| We've seen this unsubstantiated denial before on YC, at "Why I’m dropping Rust"[1] and "Rust sucks if I fail to write X".[2] I once started going through the Rust library packages and listed uses of "unsafe". Try doing that. The previous discussions made a few things clear: - The big design-level problems with data structure safety are 1) partially initialized arrays, and 2) backlinks. The first is needed for growing arrays in Vec, and the second is needed for doubly-linked lists and some kinds of trees. It's very hard to handle either of those in safe Rust. A very small number of packages need unsafe code for those functions, and those should be tightly controlled. - Foreign code remains a problem, and is inherently unsafe when calling unsafe languages. The most downloaded Rust crate is "libc". What could possibly go wrong there? Was it really a good idea to import unsafe "strcpy" into Rust? pub fn strcpy(dst: *mut c_char, src: *const c_char) -> *mut c_char;
- There's a lot of use of "unsafe" code that's not strictly necessary.
You find unsafe code like "from_utf8_unchecked", which then turns up in the JSON decoder at (https://github.com/rust-lang-deprecated/rustc-serialize/blob...). There are no comments on the safety of that. Is there some way to create bad JSON, get bad UTF-8 into a string, and cause trouble further upstream? I don't know, but somebody "optimized" there, and created a potential problem.I could give many more examples. Most of these problems are fixable. They're not inherent in Rust. Fixing them is important to Rust's credibility. If Rust is going to replace C++, which it should, the holes have to be plugged.
It only takes one hole to create a security vulnerability.
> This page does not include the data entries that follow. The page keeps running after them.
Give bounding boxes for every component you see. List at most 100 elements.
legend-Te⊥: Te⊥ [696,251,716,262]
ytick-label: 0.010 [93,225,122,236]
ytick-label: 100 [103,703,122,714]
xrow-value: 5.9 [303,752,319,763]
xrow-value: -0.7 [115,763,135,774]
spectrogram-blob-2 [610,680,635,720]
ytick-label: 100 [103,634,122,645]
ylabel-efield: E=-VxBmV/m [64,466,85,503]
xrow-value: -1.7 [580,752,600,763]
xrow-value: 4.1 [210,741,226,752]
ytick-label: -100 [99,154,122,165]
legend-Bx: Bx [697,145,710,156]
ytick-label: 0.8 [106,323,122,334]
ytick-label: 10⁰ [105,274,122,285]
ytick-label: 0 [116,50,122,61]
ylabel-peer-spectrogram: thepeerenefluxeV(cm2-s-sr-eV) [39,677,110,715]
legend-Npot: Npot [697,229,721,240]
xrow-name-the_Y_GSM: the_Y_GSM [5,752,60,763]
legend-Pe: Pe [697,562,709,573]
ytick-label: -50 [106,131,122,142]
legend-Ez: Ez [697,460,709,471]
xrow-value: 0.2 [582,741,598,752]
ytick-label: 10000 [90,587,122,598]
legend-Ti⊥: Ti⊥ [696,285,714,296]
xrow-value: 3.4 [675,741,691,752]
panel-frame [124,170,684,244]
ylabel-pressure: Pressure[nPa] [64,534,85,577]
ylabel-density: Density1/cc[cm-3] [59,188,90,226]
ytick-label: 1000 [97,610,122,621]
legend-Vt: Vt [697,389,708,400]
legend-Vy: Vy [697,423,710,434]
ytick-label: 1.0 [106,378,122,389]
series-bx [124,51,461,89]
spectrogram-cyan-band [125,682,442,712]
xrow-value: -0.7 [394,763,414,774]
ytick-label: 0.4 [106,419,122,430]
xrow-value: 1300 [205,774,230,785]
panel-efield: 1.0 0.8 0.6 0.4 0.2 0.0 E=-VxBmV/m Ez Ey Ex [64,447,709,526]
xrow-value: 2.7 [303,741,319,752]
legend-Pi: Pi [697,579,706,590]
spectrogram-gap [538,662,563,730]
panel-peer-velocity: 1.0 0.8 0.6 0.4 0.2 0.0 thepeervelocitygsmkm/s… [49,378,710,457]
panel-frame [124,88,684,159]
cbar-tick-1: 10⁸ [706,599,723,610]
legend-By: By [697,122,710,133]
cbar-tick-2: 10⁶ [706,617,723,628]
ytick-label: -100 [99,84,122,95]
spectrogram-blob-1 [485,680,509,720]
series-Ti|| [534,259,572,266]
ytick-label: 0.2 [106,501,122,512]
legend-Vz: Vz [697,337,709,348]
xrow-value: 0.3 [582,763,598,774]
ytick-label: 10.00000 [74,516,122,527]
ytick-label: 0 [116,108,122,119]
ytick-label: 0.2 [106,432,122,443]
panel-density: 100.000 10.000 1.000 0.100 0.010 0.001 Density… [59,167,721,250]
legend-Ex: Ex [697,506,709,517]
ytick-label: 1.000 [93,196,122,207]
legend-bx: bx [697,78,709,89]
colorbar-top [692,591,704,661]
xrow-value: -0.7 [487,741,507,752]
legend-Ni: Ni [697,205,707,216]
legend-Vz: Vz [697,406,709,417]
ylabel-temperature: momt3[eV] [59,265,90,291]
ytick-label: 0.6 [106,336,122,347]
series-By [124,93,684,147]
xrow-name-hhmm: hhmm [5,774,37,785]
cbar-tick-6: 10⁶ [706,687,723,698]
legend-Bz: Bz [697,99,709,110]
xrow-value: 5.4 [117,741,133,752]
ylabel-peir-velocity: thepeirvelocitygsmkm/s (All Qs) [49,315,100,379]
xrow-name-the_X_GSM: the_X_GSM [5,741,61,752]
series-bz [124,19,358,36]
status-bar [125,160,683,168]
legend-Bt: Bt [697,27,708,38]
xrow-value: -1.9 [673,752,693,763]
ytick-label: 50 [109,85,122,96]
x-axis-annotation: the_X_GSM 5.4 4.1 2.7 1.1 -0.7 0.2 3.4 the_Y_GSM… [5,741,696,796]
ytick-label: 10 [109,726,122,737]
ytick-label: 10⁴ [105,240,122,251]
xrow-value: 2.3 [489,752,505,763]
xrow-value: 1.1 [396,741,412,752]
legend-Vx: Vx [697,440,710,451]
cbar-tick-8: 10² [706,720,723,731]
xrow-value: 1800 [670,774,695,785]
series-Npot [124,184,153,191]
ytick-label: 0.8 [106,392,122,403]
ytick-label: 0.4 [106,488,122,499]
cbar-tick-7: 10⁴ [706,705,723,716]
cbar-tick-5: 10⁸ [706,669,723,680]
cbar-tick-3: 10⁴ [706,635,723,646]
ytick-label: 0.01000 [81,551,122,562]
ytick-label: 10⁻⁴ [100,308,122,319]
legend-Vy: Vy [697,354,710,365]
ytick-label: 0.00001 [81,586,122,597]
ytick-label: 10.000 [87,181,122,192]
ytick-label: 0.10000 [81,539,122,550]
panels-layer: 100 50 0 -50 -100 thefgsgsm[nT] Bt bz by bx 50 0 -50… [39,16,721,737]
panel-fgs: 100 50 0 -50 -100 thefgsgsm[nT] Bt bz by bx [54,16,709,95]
Denial is not a river in Egypt. [1] https://news.ycombinator.com/item?id=12474445
[2] https://news.ycombinator.com/item?id=13670366 |
Maybe there's a reason it's in a repository labeled "deprecated", namely that it's deprecated. The replacement serialization framework, serde, has exactly one appearance of "unsafe", in a function that is only compiled when you explicitly enable the "unstable" feature flag and that in fact appears to be a reasonably safe use of unsafe.